In the novel's third strand, readers meet Sara Tetwick Masoli, a 9/11 widow whose memories are embodied in stacks of possessions housed at "Lifesolutions 24-hour self-storage." Sara is now remarried to Dave, an odious debt collector whose raunchiness allows for a jokey relationship with his troubled stepdaughter, Alexis. For nearly seven years Sara has paid $59 a month to hold onto all these extra things that remind her of her deceased first husband; perhaps it is finally time to, as Elwin also attempts, break the tyranny of stuff.
Despite his gently satirical tone, Miles creates sympathy for even his more obnoxious characters through flashbacks filling in everyone's backstory. Micah appears less self-righteous once we learn about her childhood living in hyper-religious, backwoods Tennessee. Likewise, Elwin Sr. is not just an Alzheimer's sufferer but an illustrious professor of genocide studies who liberated a concentration camp. Even Dave, who is likely to disgust readers by photographing his Updikean perfect bowel movement (a scatological moment bringing in yet another connotation of "waste" for Miles to exploit), is still a three-dimensional character who struggles with feelings of emptiness and tries to suppress his lust for Alexis. Want not, indeed.
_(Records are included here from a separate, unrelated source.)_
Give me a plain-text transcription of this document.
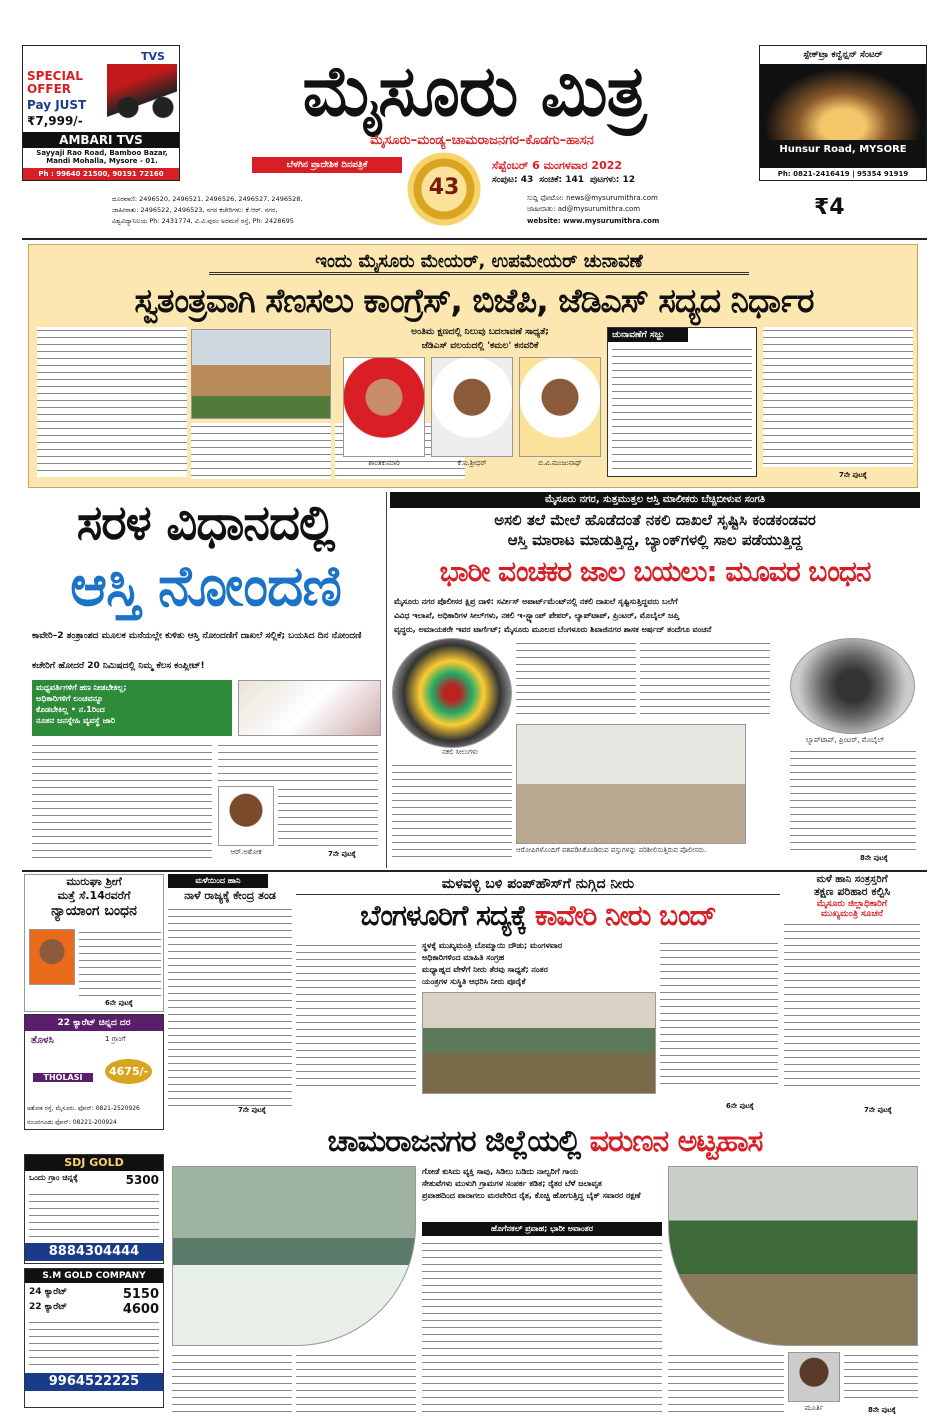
TVS
SPECIAL OFFER
Pay JUST
₹7,999/-
AMBARI TVS
Sayyaji Rao Road, Bamboo Bazar, Mandi Mohalla, Mysore - 01.
Ph : 99640 21500, 90191 72160
ಮೈಸೂರು ಮಿತ್ರ
ಮೈಸೂರು–ಮಂಡ್ಯ–ಚಾಮರಾಜನಗರ–ಕೊಡಗು–ಹಾಸನ
ಬೆಳಗಿನ ಪ್ರಾದೇಶಿಕ ದಿನಪತ್ರಿಕೆ
43
ಸೆಪ್ಟೆಂಬರ್ 6 ಮಂಗಳವಾರ 2022
ಸಂಪುಟ: 43 ಸಂಚಿಕೆ: 141 ಪುಟಗಳು: 12
ಸುದ್ದಿ ಫೋಟೋ: news@mysurumithra.com
ಜಾಹೀರಾತು: ad@mysurumithra.com
website: www.mysurumithra.com
₹4
ದೂರವಾಣಿ: 2496520, 2496521, 2496526, 2496527, 2496528,
ಜಾಹೀರಾತು: 2496522, 2496523, ನಗರ ಕಚೇರಿಗಳು: ಕೆ.ಆರ್. ನಗರ,
ವಿಶ್ವವಿದ್ಯಾನಿಲಯ Ph: 2431774, ವಿ.ವಿ.ಪುರಂ ಅರಮನೆ ರಸ್ತೆ, Ph: 2428695
ಸ್ಪೇಕ್‌ಟ್ರಾ ಕನ್ವೆನ್ಷನ್ ಸೆಂಟರ್
Hunsur Road, MYSORE
Ph: 0821-2416419 | 95354 91919
ಇಂದು ಮೈಸೂರು ಮೇಯರ್, ಉಪಮೇಯರ್ ಚುನಾವಣೆ
ಸ್ವತಂತ್ರವಾಗಿ ಸೆಣಸಲು ಕಾಂಗ್ರೆಸ್, ಬಿಜೆಪಿ, ಜೆಡಿಎಸ್ ಸದ್ಯದ ನಿರ್ಧಾರ
ಅಂತಿಮ ಕ್ಷಣದಲ್ಲಿ ನಿಲುವು ಬದಲಾವಣೆ ಸಾಧ್ಯತೆ;
ಜೆಡಿಎಸ್ ವಲಯದಲ್ಲಿ 'ಕಮಲ' ಕನವರಿಕೆ
ಶಾಂತಕುಮಾರಿ	ಕೆ.ವಿ.ಶ್ರೀಧರ್	ಬಿ.ವಿ.ಮಂಜುನಾಥ್
ಚುನಾವಣೆಗೆ ಸಜ್ಜು
7ನೇ ಪುಟಕ್ಕೆ
ಸರಳ ವಿಧಾನದಲ್ಲಿ
ಆಸ್ತಿ ನೋಂದಣಿ
ಕಾವೇರಿ–2 ತಂತ್ರಾಂಶದ ಮೂಲಕ ಮನೆಯಲ್ಲೇ ಕುಳಿತು ಆಸ್ತಿ ನೋಂದಣಿಗೆ ದಾಖಲೆ ಸಲ್ಲಿಕೆ; ಬಯಸಿದ ದಿನ ನೋಂದಣಿ
ಕಚೇರಿಗೆ ಹೋದರೆ 20 ನಿಮಿಷದಲ್ಲಿ ನಿಮ್ಮ ಕೆಲಸ ಕಂಪ್ಲೀಟ್!
ಮಧ್ಯವರ್ತಿಗಳಿಗೆ ಹಣ ನೀಡಬೇಕಿಲ್ಲ;
ಅಧಿಕಾರಿಗಳಿಗೆ ಲಂಚವನ್ನೂ
ಕೊಡಬೇಕಿಲ್ಲ • ನ.1ರಿಂದ
ನೂತನ ಜನಸ್ನೇಹಿ ವ್ಯವಸ್ಥೆ ಜಾರಿ
ಆರ್.ಅಶೋಕ	7ನೇ ಪುಟಕ್ಕೆ
ಮೈಸೂರು ನಗರ, ಸುತ್ತಮುತ್ತಲ ಆಸ್ತಿ ಮಾಲೀಕರು ಬೆಚ್ಚಿಬೀಳುವ ಸಂಗತಿ
ಅಸಲಿ ತಲೆ ಮೇಲೆ ಹೊಡೆದಂತೆ ನಕಲಿ ದಾಖಲೆ ಸೃಷ್ಟಿಸಿ ಕಂಡಕಂಡವರ
ಆಸ್ತಿ ಮಾರಾಟ ಮಾಡುತ್ತಿದ್ದ, ಬ್ಯಾಂಕ್‌ಗಳಲ್ಲಿ ಸಾಲ ಪಡೆಯುತ್ತಿದ್ದ
ಭಾರೀ ವಂಚಕರ ಜಾಲ ಬಯಲು: ಮೂವರ ಬಂಧನ
ಮೈಸೂರು ನಗರ ಪೊಲೀಸರ ಕ್ಷಿಪ್ರ ದಾಳಿ: ಸರ್ವೀಸ್ ಅಪಾರ್ಟ್‌ಮೆಂಟ್‌ನಲ್ಲಿ ನಕಲಿ ದಾಖಲೆ ಸೃಷ್ಟಿಸುತ್ತಿದ್ದವರು ಬಲೆಗೆ
ವಿವಿಧ ಇಲಾಖೆ, ಅಧಿಕಾರಿಗಳ ಸೀಲ್‌ಗಳು, ನಕಲಿ ಇ-ಸ್ಟ್ಯಾಂಪ್ ಪೇಪರ್, ಲ್ಯಾಪ್‌ಟಾಪ್, ಪ್ರಿಂಟರ್, ಮೊಬೈಲ್ ಜಪ್ತಿ
ವೃದ್ಧರು, ಅಮಾಯಕರೇ ಇವರ ಟಾರ್ಗೆಟ್; ಮೈಸೂರು ಮೂಲದ ಬೆಂಗಳೂರು ಶಿವಾಜಿನಗರ ಶಾಸಕ ಅರ್ಷದ್ ತಂದೆಗೂ ವಂಚನೆ
ನಕಲಿ ಸೀಲುಗಳು
ಲ್ಯಾಪ್‌ಟಾಪ್, ಪ್ರಿಂಟರ್, ಮೊಬೈಲ್
ಆರೋಪಿಗಳೊಂದಿಗೆ ವಶಪಡಿಸಿಕೊಂಡಿರುವ ವಸ್ತುಗಳನ್ನು ಪರಿಶೀಲಿಸುತ್ತಿರುವ ಪೊಲೀಸರು.
8ನೇ ಪುಟಕ್ಕೆ
ಮುರುಘಾ ಶ್ರೀಗೆ
ಮತ್ತೆ ಸೆ.14ರವರೆಗೆ
ನ್ಯಾಯಾಂಗ ಬಂಧನ
6ನೇ ಪುಟಕ್ಕೆ
22 ಕ್ಯಾರೆಟ್ ಚಿನ್ನದ ದರ
ತೊಳಸಿ	1 ಗ್ರಾಂಗೆ
4675/-
THOLASI
ಅಶೋಕ ರಸ್ತೆ, ಮೈಸೂರು. ಫೋನ್: 0821-2520926
ನಂಜನಗೂಡು ಫೋನ್: 08221-200924
ಮಳೆಯಿಂದ ಹಾನಿ
ನಾಳೆ ರಾಜ್ಯಕ್ಕೆ ಕೇಂದ್ರ ತಂಡ
7ನೇ ಪುಟಕ್ಕೆ
ಮಳವಳ್ಳಿ ಬಳಿ ಪಂಪ್‌ಹೌಸ್‌ಗೆ ನುಗ್ಗಿದ ನೀರು
ಬೆಂಗಳೂರಿಗೆ ಸದ್ಯಕ್ಕೆ ಕಾವೇರಿ ನೀರು ಬಂದ್
ಸ್ಥಳಕ್ಕೆ ಮುಖ್ಯಮಂತ್ರಿ ಬೊಮ್ಮಾಯಿ ದೌಡು; ಮಂಗಳವಾರ
ಅಧಿಕಾರಿಗಳಿಂದ ಮಾಹಿತಿ ಸಂಗ್ರಹ
ಮಧ್ಯಾಹ್ನದ ವೇಳೆಗೆ ನೀರು ತೆರವು ಸಾಧ್ಯತೆ; ನಂತರ
ಯಂತ್ರಗಳ ಸುಸ್ಥಿತಿ ಆಧರಿಸಿ ನೀರು ಪೂರೈಕೆ
6ನೇ ಪುಟಕ್ಕೆ
ಮಳೆ ಹಾನಿ ಸಂತ್ರಸ್ತರಿಗೆ
ತಕ್ಷಣ ಪರಿಹಾರ ಕಲ್ಪಿಸಿ
ಮೈಸೂರು ಜಿಲ್ಲಾಧಿಕಾರಿಗೆ
ಮುಖ್ಯಮಂತ್ರಿ ಸೂಚನೆ
7ನೇ ಪುಟಕ್ಕೆ
ಚಾಮರಾಜನಗರ ಜಿಲ್ಲೆಯಲ್ಲಿ ವರುಣನ ಅಟ್ಟಹಾಸ
ಗೋಡೆ ಕುಸಿದು ವ್ಯಕ್ತಿ ಸಾವು, ಸಿಡಿಲು ಬಡಿದು ನಾಲ್ವರಿಗೆ ಗಾಯ
ಸೇತುವೆಗಳು ಮುಳುಗಿ ಗ್ರಾಮಗಳ ಸಂಪರ್ಕ ಕಡಿತ; ರೈತರ ಬೆಳೆ ಜಲಾವೃತ
ಪ್ರವಾಹದಿಂದ ಪಾರಾಗಲು ಮರವೇರಿದ ರೈತ, ಕೊಚ್ಚಿ ಹೋಗುತ್ತಿದ್ದ ಬೈಕ್ ಸವಾರರ ರಕ್ಷಣೆ
ಹೊಗೆನಕಲ್ ಪ್ರವಾಹ; ಭಾರೀ ಅವಾಂತರ
ಮೂರ್ತಿ	8ನೇ ಪುಟಕ್ಕೆ
SDJ GOLD
ಒಂದು ಗ್ರಾಂ ಚಿನ್ನಕ್ಕೆ	5300
8884304444
S.M GOLD COMPANY
24 ಕ್ಯಾರೆಟ್	5150
22 ಕ್ಯಾರೆಟ್	4600
9964522225
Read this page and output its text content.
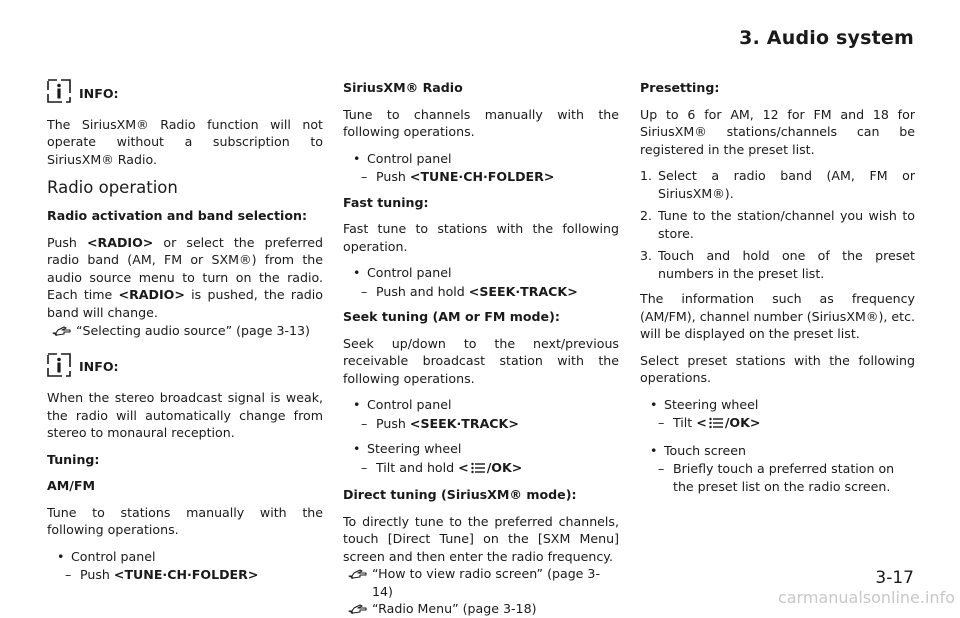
3. Audio system
INFO:

The SiriusXM® Radio function will not operate without a subscription to SiriusXM® Radio.

Radio operation

Radio activation and band selection:

Push <RADIO> or select the preferred radio band (AM, FM or SXM®) from the audio source menu to turn on the radio. Each time <RADIO> is pushed, the radio band will change.

“Selecting audio source” (page 3-13)
INFO:

When the stereo broadcast signal is weak, the radio will automatically change from stereo to monaural reception.

Tuning:

AM/FM

Tune to stations manually with the following operations.

• Control panel
– Push <TUNE·CH·FOLDER>

SiriusXM® Radio

Tune to channels manually with the following operations.

• Control panel
– Push <TUNE·CH·FOLDER>

Fast tuning:

Fast tune to stations with the following operation.

• Control panel
– Push and hold <SEEK·TRACK>

Seek tuning (AM or FM mode):

Seek up/down to the next/previous receivable broadcast station with the following operations.

• Control panel
– Push <SEEK·TRACK>
• Steering wheel
– Tilt and hold < /OK>

Direct tuning (SiriusXM® mode):

To directly tune to the preferred channels, touch [Direct Tune] on the [SXM Menu] screen and then enter the radio frequency.

“How to view radio screen” (page 3-14)
“Radio Menu” (page 3-18)

Presetting:

Up to 6 for AM, 12 for FM and 18 for SiriusXM® stations/channels can be registered in the preset list.

1. Select a radio band (AM, FM or SiriusXM®).
2. Tune to the station/channel you wish to store.
3. Touch and hold one of the preset numbers in the preset list.

The information such as frequency (AM/FM), channel number (SiriusXM®), etc. will be displayed on the preset list.

Select preset stations with the following operations.

• Steering wheel
– Tilt < /OK>
• Touch screen
– Briefly touch a preferred station on the preset list on the radio screen.
3-17
carmanualsonline.info
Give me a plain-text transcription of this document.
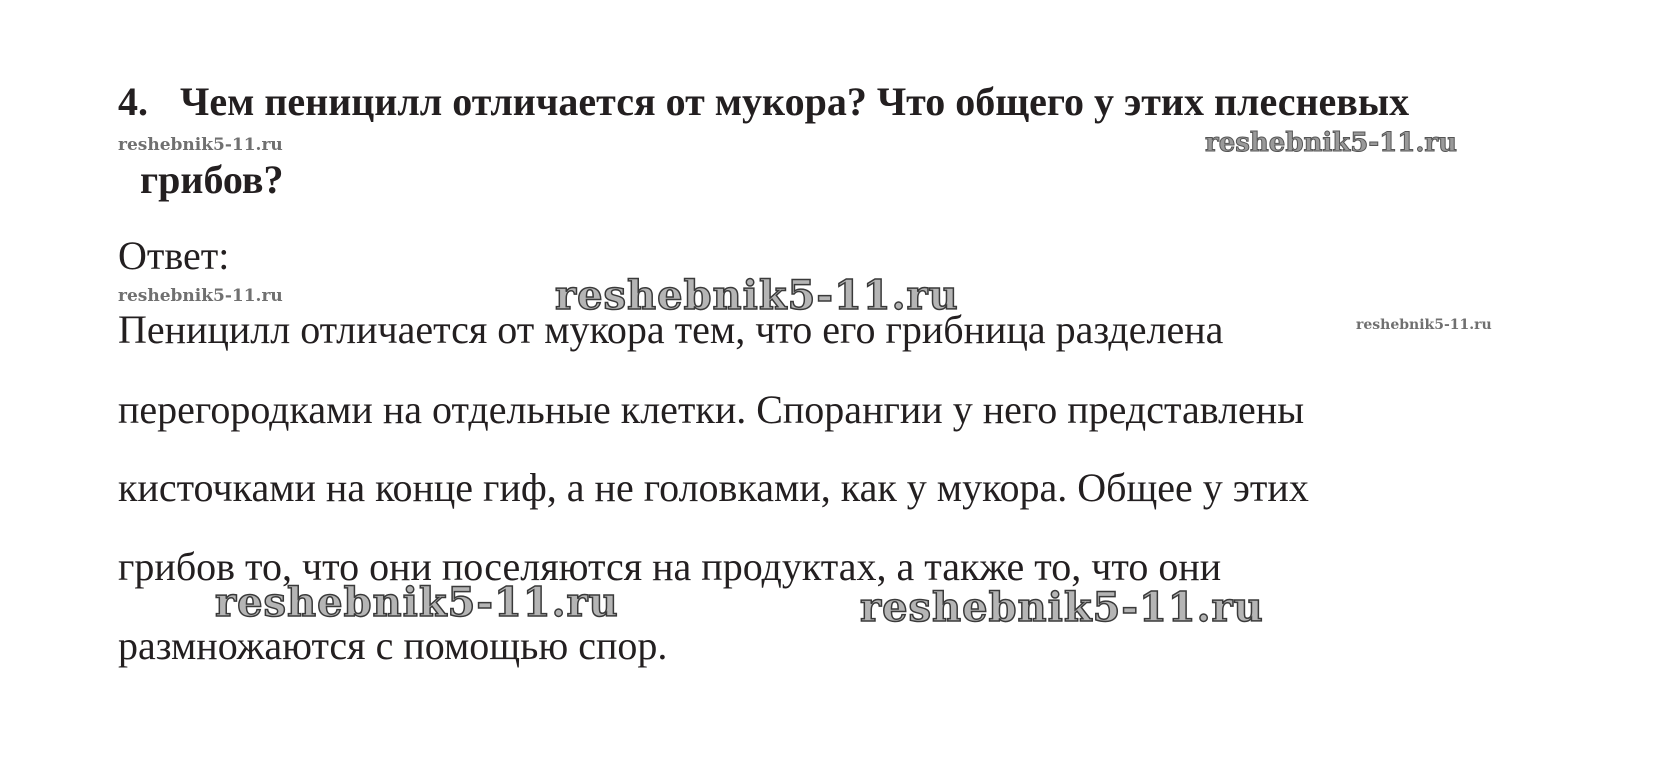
4. Чем пеницилл отличается от мукора? Что общего у этих плесневых
грибов?
Ответ:
Пеницилл отличается от мукора тем, что его грибница разделена
перегородками на отдельные клетки. Спорангии у него представлены
кисточками на конце гиф, а не головками, как у мукора. Общее у этих
грибов то, что они поселяются на продуктах, а также то, что они
размножаются с помощью спор.
reshebnik5-11.ru	reshebnik5-11.ru
reshebnik5-11.ru	reshebnik5-11.ru
reshebnik5-11.ru
reshebnik5-11.ru	reshebnik5-11.ru
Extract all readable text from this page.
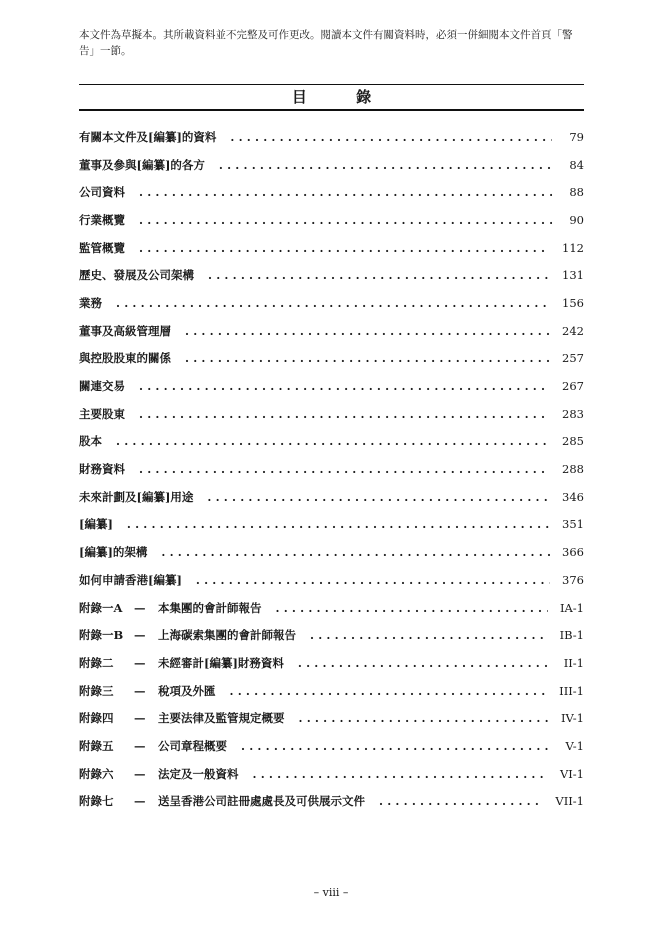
本文件為草擬本。其所載資料並不完整及可作更改。閱讀本文件有關資料時，必須一併細閱本文件首頁「警告」一節。
目 錄
有關本文件及[編纂]的資料 .....	79
董事及參與[編纂]的各方 .....	84
公司資料 .....	88
行業概覽 .....	90
監管概覽 .....	112
歷史、發展及公司架構 .....	131
業務 .....	156
董事及高級管理層 .....	242
與控股股東的關係 .....	257
關連交易 .....	267
主要股東 .....	283
股本 .....	285
財務資料 .....	288
未來計劃及[編纂]用途 .....	346
[編纂] .....	351
[編纂]的架構 .....	366
如何申請香港[編纂] .....	376
附錄一A	—	本集團的會計師報告 .....	IA-1
附錄一B —	上海碳索集團的會計師報告 .....	IB-1
附錄二	—	未經審計[編纂]財務資料 .....	II-1
附錄三	—	稅項及外匯 .....	III-1
附錄四	—	主要法律及監管規定概要 .....	IV-1
附錄五	—	公司章程概要 .....	V-1
附錄六	—	法定及一般資料 .....	VI-1
附錄七	—	送呈香港公司註冊處處長及可供展示文件 .....	VII-1
– viii –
The disjuncture between what the characters desire and what they achieve is a continual source of irony. "You can't desire what's freakin impossible," Elwin's neighbor argues, to which Elwin replies, "Of course you can. That's all I ever do. That's all anyone does." Miles makes it clear that living in the modern world requires constant ethical compromises. All the characters, in their various ways, must find a balance between retreating from the world in frustration or despair, and engaging with the world hopefully. "We all got our wants," as a homeless man says to Dave, but the challenge is to find where those wants intersect with the common good.
A Yankees game provides a meeting point for the novel's three plot lines, though, admittedly, a somewhat tenuous one. Less important than these specific characters' interactions, however, is the thoroughness with which Miles exhibits myriad aspects of waste and want, both physical and psychological. His composite picture of modern New York is complete and convincing in itself, but also universal in its application. Never veering too close to polemic, Miles succeeds in revealing how meaningless modern lives of material and technological consumption can be: "How obscene and astonishing," Sara thinks, "that amidst all this digital plenty, there could still be nothing." On the other hand, he also counters the extreme anti-humanism of Elwin, Sr.'s theory of genocide, which posits that it has been an essential tool whereby civilizations limit population, thus minimizing conflict over resources. That way lies atrocity.
Want Not affirms the validity of human stories in spite of the seemingly overwhelming problem of wastefulness. What we waste, what we create accidentally, what we accumulate: these can all form a sort of physical legacy; "Historically speaking, we are what we bury," a colleague convinces Elwin. Yet like the text on the nuclear waste memorial that Elwin helps to design, this errant consumerism should stand as a warning to future generations: "NOTHING IS VALUED HERE...THE DANGER IS STILL PRESENT, IN YOUR TIME AS IN OURS." Like Miles's characters, readers must recognize that true value is based not in what we hoard or what we throw away, but in the ties we form in life.